Mar 26, 2020, 4:52:53 PM3/26/20

to Alt-F

Wow, my NAS shares are now totally worthless. Neither NFS or Samba copies work and now I can't get sftp to work for copies either. I am able to copy between the Pi's and my Ubuntu desktop just fine but not to the NAS. At least not at a reasonable rate.

Here is the latest result from a straight copy within a script that worked for 2 other files earlier today from my qBittorrent Pi to the NAS using Samba:

pi@qbitbox:~ $ ./copy_specific_file_to_NAS_temp.sh
cp: error writing '/mnt/cifs/Temporary/some_tv_file.mkv': Bad file descriptor
cp: failed to close '/mnt/cifs/some_tv_file.mkv': Input/output error
pi@qbitbox:~ $ ^C
pi@qbitbox:~ $

I was able to quickly pull that file to my Ubuntu desktop with Nautilus/sftp but pushing it to the NAS from my desktop results in the same excruciatingly slow copy I was experiencing using NFS (the reason I started this thread). I have to step away from this for a while as it is too frustrating to continue and I have to get other things done in my life. I'll try to see if I can read from the NAS later... it may just be writes that are a problem I don't know. Currently I have that file copy in progress from my desktop to the NAS at a snails pace using Nautilus/sftp. It is showing 83.8 MB out of 778.0 MB copied with anticipated completion in 2 hours and 30 minutes (normally a copy like this completes within minutes). It has actually been incrementing upward so that is something. I'll check on it later and report back.

Craig Holcomb

unread,

Mar 26, 2020, 8:39:19 PM3/26/20

to Alt-F

The file copy to the NAS using Nautilus/sftp worked, even though it was agonizingly slow. Also, I just ran a test with a script that used the cp command to copy from the NAS to my Pi using the Samba share. The speed going that direction seemed normal and both the CPU load and percent were showing green on the NAS status page the whole time. While that script was running I was able to look at the progress by continually updating (F5) my desktop Ubuntu file explorer (Nautilus/sftp) file listing of the directory being written to on the Pi. Using the file explorer for this purpose did not seem to slow the progress or cause any other perceptible problems. At this point it appears that performance problems only occur when writing to the NAS drives, both through the Samba shares or using sftp and that reading from those drives/shares works just fine. I believe NFS showed the same behaviour when I still had it turned on. Hopefully that information can help pinpoint the problem. I'm going to look for tools to diagnose the Samba performance issue and may also turn NFS back on to use nfsstat from the client side for diagnosis. It seems likely to me that the Samba and NFS problems are related (as well as sftp) and the more diagnosis and information I can glean the more likely the problem can be found (maybe?).

Craig Holcomb

unread,

Mar 30, 2020, 12:59:19 AM3/30/20

to al...@googlegroups.com

After several days of testing and research I now believe this is not a network problem but is actually caused by the new 8TB hard drive I installed at the end of January. It is a Seagate ST8000DM004-2CX188 (which I shucked from an external enclosure) and from what I’ve read it is based on SMR technology and therefore not recommended for NAS use. I took a chance and bought it anyway and it performed very well up until the middle of March. I don’t understand what caused write speed to slow down seemingly overnight but I found many online postings from people who experienced almost the exact same problem with this drive. One posting even alluded to their personal experience with the drive having problems only in Linux and no problems when used with Windows. The external drive is definitely marketed for Windows platforms with nothing said about Linux in the marketing materials. Buyer beware, I guess.
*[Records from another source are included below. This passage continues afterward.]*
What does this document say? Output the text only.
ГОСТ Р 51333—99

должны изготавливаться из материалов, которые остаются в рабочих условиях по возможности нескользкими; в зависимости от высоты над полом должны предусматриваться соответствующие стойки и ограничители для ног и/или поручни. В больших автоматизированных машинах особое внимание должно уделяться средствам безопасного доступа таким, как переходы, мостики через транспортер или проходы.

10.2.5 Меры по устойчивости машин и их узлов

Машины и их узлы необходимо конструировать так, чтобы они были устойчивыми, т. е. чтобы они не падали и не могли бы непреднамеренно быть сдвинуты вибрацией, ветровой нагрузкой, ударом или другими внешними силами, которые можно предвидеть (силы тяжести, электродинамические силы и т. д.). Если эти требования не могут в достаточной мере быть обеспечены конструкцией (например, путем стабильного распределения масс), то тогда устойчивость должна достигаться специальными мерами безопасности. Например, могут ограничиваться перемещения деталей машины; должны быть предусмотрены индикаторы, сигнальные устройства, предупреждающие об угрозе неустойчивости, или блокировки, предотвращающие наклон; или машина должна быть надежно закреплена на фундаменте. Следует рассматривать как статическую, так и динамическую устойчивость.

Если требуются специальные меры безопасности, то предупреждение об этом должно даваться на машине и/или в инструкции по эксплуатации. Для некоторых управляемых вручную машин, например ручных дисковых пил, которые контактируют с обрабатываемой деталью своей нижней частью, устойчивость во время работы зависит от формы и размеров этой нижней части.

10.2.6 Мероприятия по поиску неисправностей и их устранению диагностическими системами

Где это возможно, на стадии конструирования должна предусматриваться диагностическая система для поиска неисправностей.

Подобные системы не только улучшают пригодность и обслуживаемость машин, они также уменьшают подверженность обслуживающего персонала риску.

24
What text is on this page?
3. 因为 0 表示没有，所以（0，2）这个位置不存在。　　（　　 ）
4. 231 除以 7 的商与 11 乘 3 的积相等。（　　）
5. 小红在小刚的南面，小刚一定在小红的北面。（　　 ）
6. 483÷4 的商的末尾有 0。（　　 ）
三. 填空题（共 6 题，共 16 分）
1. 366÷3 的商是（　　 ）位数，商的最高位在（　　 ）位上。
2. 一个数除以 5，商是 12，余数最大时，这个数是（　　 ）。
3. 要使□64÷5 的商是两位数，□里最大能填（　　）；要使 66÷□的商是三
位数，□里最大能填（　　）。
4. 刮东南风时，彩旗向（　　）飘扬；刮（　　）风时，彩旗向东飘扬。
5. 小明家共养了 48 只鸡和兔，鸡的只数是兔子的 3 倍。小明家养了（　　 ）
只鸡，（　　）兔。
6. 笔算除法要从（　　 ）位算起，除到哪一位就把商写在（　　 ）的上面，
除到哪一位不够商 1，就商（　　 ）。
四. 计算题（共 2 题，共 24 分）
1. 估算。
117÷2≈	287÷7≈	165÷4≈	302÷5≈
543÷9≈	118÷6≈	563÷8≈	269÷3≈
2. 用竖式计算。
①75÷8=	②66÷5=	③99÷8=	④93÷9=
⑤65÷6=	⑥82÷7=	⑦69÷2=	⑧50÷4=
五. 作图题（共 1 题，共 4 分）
The network share to the other NAS drive does not have any problems and I can’t really find where I had actually had a problem with that one so I was mistaken on having thought that there was a problem there. I was able to copy a large file across the network to that shared drive with no problem. I then determined that the new drive was the problem after logging into the NAS with SSH to use the cp command to copy that file directly from the working drive to the new drive. That copy process exhibited the same performance problem I experienced across the network. I am marking this issue as complete although if anyone has knowledge of how to resolve this problem and make this drive work I would rather do that then buy a new drive. It seems like it should be possible considering it worked for two months before becoming obstinate. Anyway, if not then I will probably be acquiring a new drive which should eliminate this problem.

Joao Cardoso

unread,

Mar 30, 2020, 7:28:43 PM3/30/20

to al...@googlegroups.com

Have you examined its SMART status and performed a SMART long test? Disk->Utilities

Have you tried to put the disk back in its enclosure and access it that way? On a normal PC with MS-windows? On a PC because some Seagate USB drives have issues with Alt-F (due to issues in the UAS usb storage kernel module)

Or run the Seagate drive test program on the drive out of the enclosure?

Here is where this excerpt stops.